In step S251, the controller can maintain the values of the programming verification voltages E, F, and G unchanged. In step S252, the controller selects the programming verification voltages F and G as the selected programming verification voltages, and adjusts the programming verification voltages F and G by reducing the programming verification voltages F and G by an offset value DV to generate adjusted programming verification voltages F' and G' respectively. Then, the controller can perform programming and verification actions of memory cell 350 according to programming verification voltage E, perform programming and verification actions of memory cell 360' according to adjusted programming verification voltage F', and perform programming and verification actions of memory cell 370' according to adjusted programming verification voltage G'.

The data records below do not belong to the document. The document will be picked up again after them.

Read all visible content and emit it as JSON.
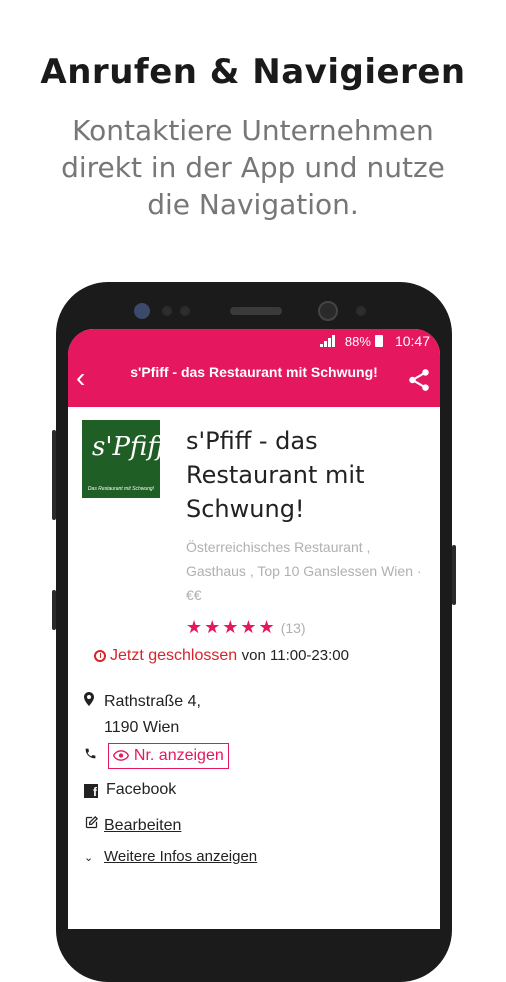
{
  "header": {
    "title": "Anrufen & Navigieren",
    "subtitle": "Kontaktiere Unternehmen direkt in der App und nutze die Navigation."
  },
  "status_bar": {
    "battery": "88%",
    "time": "10:47"
  },
  "app_bar": {
    "back_icon": "chevron-left-icon",
    "title": "s'Pfiff - das Restaurant mit Schwung!",
    "share_icon": "share-icon"
  },
  "business": {
    "logo_text": "s'Pfiff",
    "logo_tagline": "Das Restaurant mit Schwung!",
    "name": "s'Pfiff - das Restaurant mit Schwung!",
    "categories": "Österreichisches Restaurant , Gasthaus , Top 10 Ganslessen Wien · €€",
    "rating_stars": "★★★★★",
    "rating_count": "(13)",
    "rating_value": 5,
    "status_closed": "Jetzt geschlossen",
    "hours": "von 11:00-23:00"
  },
  "details": {
    "address_line1": "Rathstraße 4,",
    "address_line2": "1190 Wien",
    "show_number": "Nr. anzeigen",
    "facebook": "Facebook",
    "edit": "Bearbeiten",
    "more_info": "Weitere Infos anzeigen"
  },
  "colors": {
    "accent": "#e5175f",
    "closed": "#d8232a",
    "logo_bg": "#1f5e25"
  }
}
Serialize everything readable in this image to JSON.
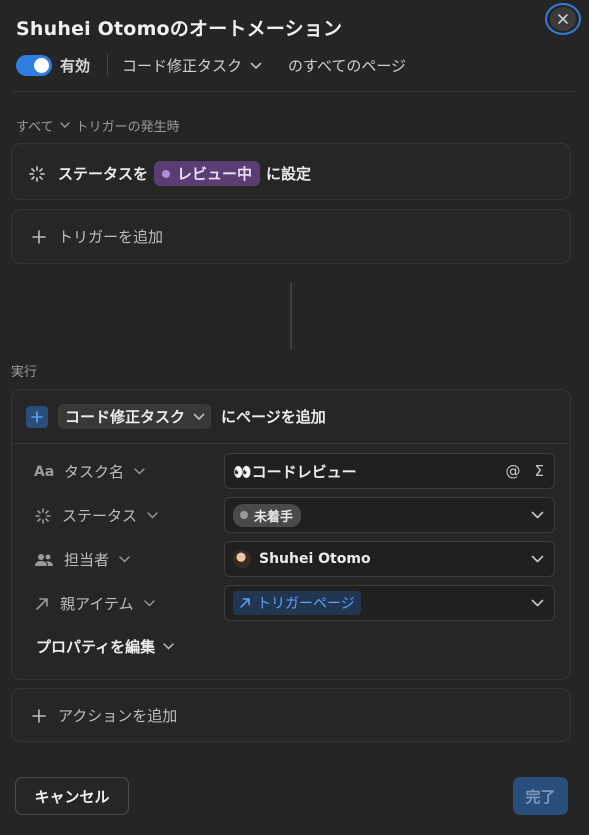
{
  "dialog": {
    "title": "Shuhei Otomoのオートメーション",
    "enabled_label": "有効",
    "database_name": "コード修正タスク",
    "database_suffix": "のすべてのページ"
  },
  "trigger": {
    "filter_all": "すべて",
    "filter_label": "トリガーの発生時",
    "prefix": "ステータスを",
    "status_value": "レビュー中",
    "suffix": "に設定",
    "add_label": "トリガーを追加"
  },
  "execution": {
    "section_label": "実行",
    "database_name": "コード修正タスク",
    "action_suffix": "にページを追加",
    "properties": [
      {
        "label": "タスク名",
        "value": "👀コードレビュー"
      },
      {
        "label": "ステータス",
        "value": "未着手"
      },
      {
        "label": "担当者",
        "value": "Shuhei Otomo"
      },
      {
        "label": "親アイテム",
        "value": "トリガーページ"
      }
    ],
    "mention_symbol": "@",
    "formula_symbol": "Σ",
    "edit_properties_label": "プロパティを編集",
    "add_action_label": "アクションを追加"
  },
  "footer": {
    "cancel_label": "キャンセル",
    "done_label": "完了"
  },
  "colors": {
    "accent_blue": "#2f7fe0",
    "review_status": "#b48bd6",
    "todo_status": "#9a9a9a",
    "link_blue": "#5aa2ff"
  },
  "icons": {
    "close": "close-icon",
    "chevron": "chevron-down-icon",
    "status": "status-spinner-icon",
    "plus": "plus-icon",
    "text_property": "text-property-icon",
    "people": "people-icon",
    "relation": "relation-arrow-icon"
  }
}
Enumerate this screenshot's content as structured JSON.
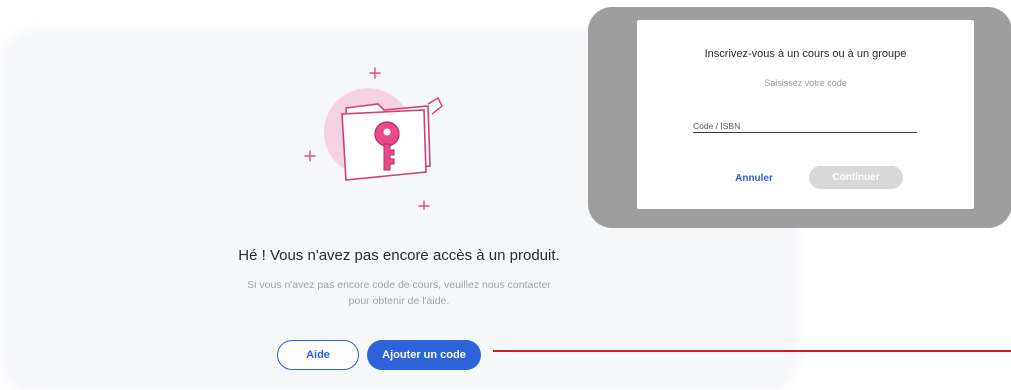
{
  "empty_state": {
    "title": "Hé ! Vous n'avez pas encore accès à un produit.",
    "subtitle_line1": "Si vous n'avez pas encore code de cours, veuillez nous contacter",
    "subtitle_line2": "pour obtenir de l'aide.",
    "illustration": "folder-key-icon",
    "buttons": {
      "help": "Aide",
      "add_code": "Ajouter un code"
    }
  },
  "modal": {
    "title": "Inscrivez-vous à un cours ou à un groupe",
    "subtitle": "Saisissez votre code",
    "input": {
      "label": "Code / ISBN",
      "value": ""
    },
    "cancel": "Annuler",
    "continue": "Continuer",
    "continue_disabled": true
  },
  "colors": {
    "primary": "#2d62d8",
    "accent_pink": "#e84a8a",
    "annotation_red": "#c3202a",
    "modal_backdrop": "#9e9e9e"
  }
}
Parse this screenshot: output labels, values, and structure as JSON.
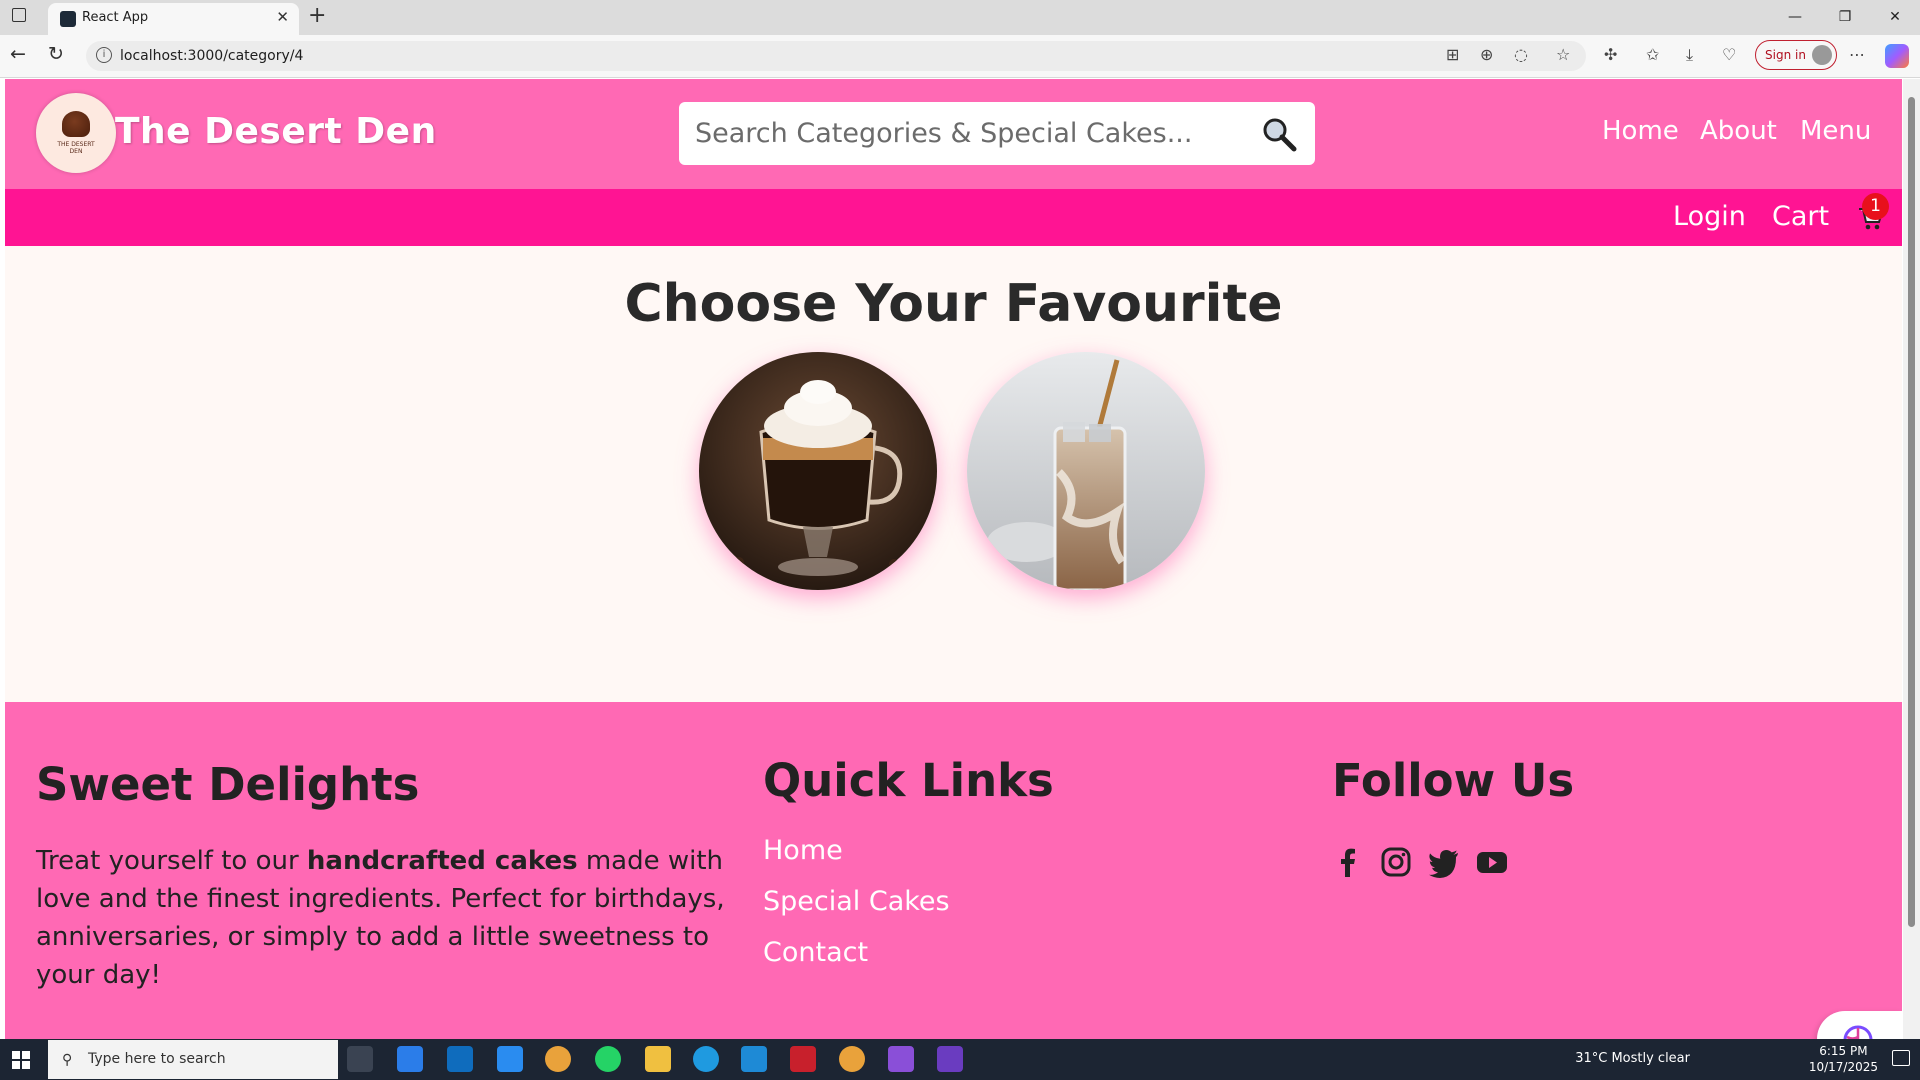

It is worth noting that, through the adjustment operation for the programming verification voltage, the voltage value of the critical voltage of the memory cell 360' is lower than the voltage value of the critical voltage of the memory cell 360 after the programming operation for the unadjusted programming verification voltage F.

Please note that due to the limitation of the size of the cache space in the non-volatile memory, in step S220, some memory cells in word line WLn+1 (e.g., memory cells 310, 320, 330, and 340) are first programmed to complete the verification action. In order to perform the reading action of the equivalent critical voltage of the memory cells of word line WLn, a cache space of a certain size is required. Therefore, by first completing the programming verification action of some memory cells in word line WLn+1 in step S220, a cache space of sufficient size can be released to provide the reading action of the equivalent critical voltage of the memory cells of word line WLn.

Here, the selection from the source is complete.